Ten years ago, Stephen Jencks, MD, MPH, was hospitalized after taking a nasty spill and rupturing a kidney, breaking two ribs, and fracturing two transverse processes. The independent healthcare safety and quality consultant based in Baltimore still laughs ruefully at what happened next.
Dr. Jencks was stabilized and given OxyContin to treat his considerable pain, and then he was discharged—without his wife or another caregiver present, with a prescription for nothing more than Tylenol, and without any instructions on what to do if his condition worsened. Twelve hours after returning home, his pain re-emerged with such a vengeance that he experienced severe muscle spasms.
Dr. Jencks suspects his doctor was so focused on his ruptured kidney that pain management and follow-up fell by the wayside. “I am not an unassertive individual, so why didn’t I say something?” he asks. “The simple answer is that, at least for me, if I’m taking OxyContin, there are no problems. People tend not to be at the very top of their game when they’re on opioids and traumatized.”
He made it through the night at home and received better pain medication in the morning, but his experience, he says, “beautifully illustrates” the chronic problem of less-than-graceful transfers of care that can lead to unnecessary hospital readmissions. If it nearly happened to him, it can happen to anyone.
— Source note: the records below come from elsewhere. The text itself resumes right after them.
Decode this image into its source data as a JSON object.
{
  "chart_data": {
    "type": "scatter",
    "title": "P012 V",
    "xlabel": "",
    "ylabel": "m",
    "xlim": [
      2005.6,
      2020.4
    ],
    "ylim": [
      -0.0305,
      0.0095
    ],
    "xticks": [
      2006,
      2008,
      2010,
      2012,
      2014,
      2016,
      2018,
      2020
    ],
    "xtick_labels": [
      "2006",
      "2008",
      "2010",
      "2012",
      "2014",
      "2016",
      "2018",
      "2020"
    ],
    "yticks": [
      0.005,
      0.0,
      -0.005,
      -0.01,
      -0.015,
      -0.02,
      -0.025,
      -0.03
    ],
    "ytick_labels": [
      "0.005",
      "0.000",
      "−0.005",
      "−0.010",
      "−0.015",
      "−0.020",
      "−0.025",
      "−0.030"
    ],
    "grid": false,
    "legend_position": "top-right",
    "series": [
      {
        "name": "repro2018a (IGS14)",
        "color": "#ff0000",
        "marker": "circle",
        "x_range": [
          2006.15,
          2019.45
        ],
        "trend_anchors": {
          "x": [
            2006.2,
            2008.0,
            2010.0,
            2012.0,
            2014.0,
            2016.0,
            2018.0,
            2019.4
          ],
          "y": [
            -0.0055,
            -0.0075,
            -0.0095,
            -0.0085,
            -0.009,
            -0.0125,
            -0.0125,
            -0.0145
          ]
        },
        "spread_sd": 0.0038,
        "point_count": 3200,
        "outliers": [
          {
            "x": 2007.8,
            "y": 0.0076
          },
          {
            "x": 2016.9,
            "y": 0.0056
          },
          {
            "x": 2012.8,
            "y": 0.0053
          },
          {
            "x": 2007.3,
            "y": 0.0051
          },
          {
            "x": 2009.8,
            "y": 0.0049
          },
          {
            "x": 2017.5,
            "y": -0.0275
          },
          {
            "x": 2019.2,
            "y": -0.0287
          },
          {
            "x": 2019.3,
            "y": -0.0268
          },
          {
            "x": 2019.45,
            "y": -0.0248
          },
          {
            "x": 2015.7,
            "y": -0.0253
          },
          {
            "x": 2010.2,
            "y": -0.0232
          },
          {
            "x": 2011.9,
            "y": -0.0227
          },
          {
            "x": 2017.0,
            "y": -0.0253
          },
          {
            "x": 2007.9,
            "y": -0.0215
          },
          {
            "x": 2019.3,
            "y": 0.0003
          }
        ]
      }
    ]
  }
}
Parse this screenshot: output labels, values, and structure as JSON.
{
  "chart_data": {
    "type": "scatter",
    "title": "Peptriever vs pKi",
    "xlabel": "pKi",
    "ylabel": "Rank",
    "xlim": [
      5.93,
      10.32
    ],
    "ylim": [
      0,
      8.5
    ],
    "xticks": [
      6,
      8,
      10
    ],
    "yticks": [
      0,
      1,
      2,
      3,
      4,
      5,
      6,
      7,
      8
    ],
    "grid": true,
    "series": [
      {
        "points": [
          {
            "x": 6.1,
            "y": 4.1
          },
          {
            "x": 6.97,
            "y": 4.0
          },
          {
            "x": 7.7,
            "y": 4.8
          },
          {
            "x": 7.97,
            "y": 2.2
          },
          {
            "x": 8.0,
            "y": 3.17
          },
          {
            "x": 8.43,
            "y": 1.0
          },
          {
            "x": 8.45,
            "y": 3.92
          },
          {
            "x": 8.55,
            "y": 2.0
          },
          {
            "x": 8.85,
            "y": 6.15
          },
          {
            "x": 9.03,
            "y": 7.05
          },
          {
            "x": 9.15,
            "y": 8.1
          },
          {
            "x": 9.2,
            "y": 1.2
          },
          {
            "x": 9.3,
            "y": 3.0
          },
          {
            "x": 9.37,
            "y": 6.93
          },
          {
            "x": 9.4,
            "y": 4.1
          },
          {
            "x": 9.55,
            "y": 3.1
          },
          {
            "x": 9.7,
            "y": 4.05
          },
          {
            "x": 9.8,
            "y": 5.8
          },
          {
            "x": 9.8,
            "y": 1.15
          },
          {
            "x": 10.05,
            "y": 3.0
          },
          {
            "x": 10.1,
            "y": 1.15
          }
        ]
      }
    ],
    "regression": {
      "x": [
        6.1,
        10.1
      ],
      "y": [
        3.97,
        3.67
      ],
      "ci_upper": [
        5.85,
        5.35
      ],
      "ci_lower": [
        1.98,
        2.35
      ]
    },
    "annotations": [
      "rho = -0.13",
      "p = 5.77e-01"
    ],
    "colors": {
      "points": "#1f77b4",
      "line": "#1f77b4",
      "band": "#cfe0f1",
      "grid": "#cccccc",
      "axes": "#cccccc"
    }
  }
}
And, based on his research, it often does. In an influential 2009 New England Journal of Medicine study coauthored with Mark Williams, MD, FACP, FHM, professor and chief of the division of hospital medicine at Northwestern University’s Feinberg School of Medicine in Chicago, and principal investigator of SHM’s Project BOOST, and Eric Coleman, MD, MPH, FACP, associate professor of medicine and director of the care transitions program at the University of Colorado Denver, Dr. Jencks helped uncover some startling statistics: During a 15-month period from 2003 to 2004, nearly 20% of the roughly 12 million Medicare beneficiaries discharged from hospitals were readmitted within 30 days (see “State-by-State Breakdown of 30-Day Rehospitalizations of Medicare Beneficiaries,” p. 7).1 Of those patients discharged to the community and then rehospitalized, half had not seen their own primary-care physician (PCP) in the interim. In all, the authors estimated Medicare’s financial toll from unplanned rehospitalizations at $17.4 billion for 2004 alone.
Surprisingly, Dr. Jencks’ study and a 2007 Medicare Payment Advisory Commission report to Congress provided the first estimates of the overall burden of rehospitalization in nearly a quarter-century. Since then, however, the topic has been a mainstay in conversations about the kinds of interventions that could yield major improvements in healthcare.
“The thing that has propelled this to the front is the recognition that we really can do better,” Dr. Jencks says. “What had tended to be seen as just an evitable consequence of people being sick is now increasingly seen as often being the consequence of not having done as good a job as we should have.”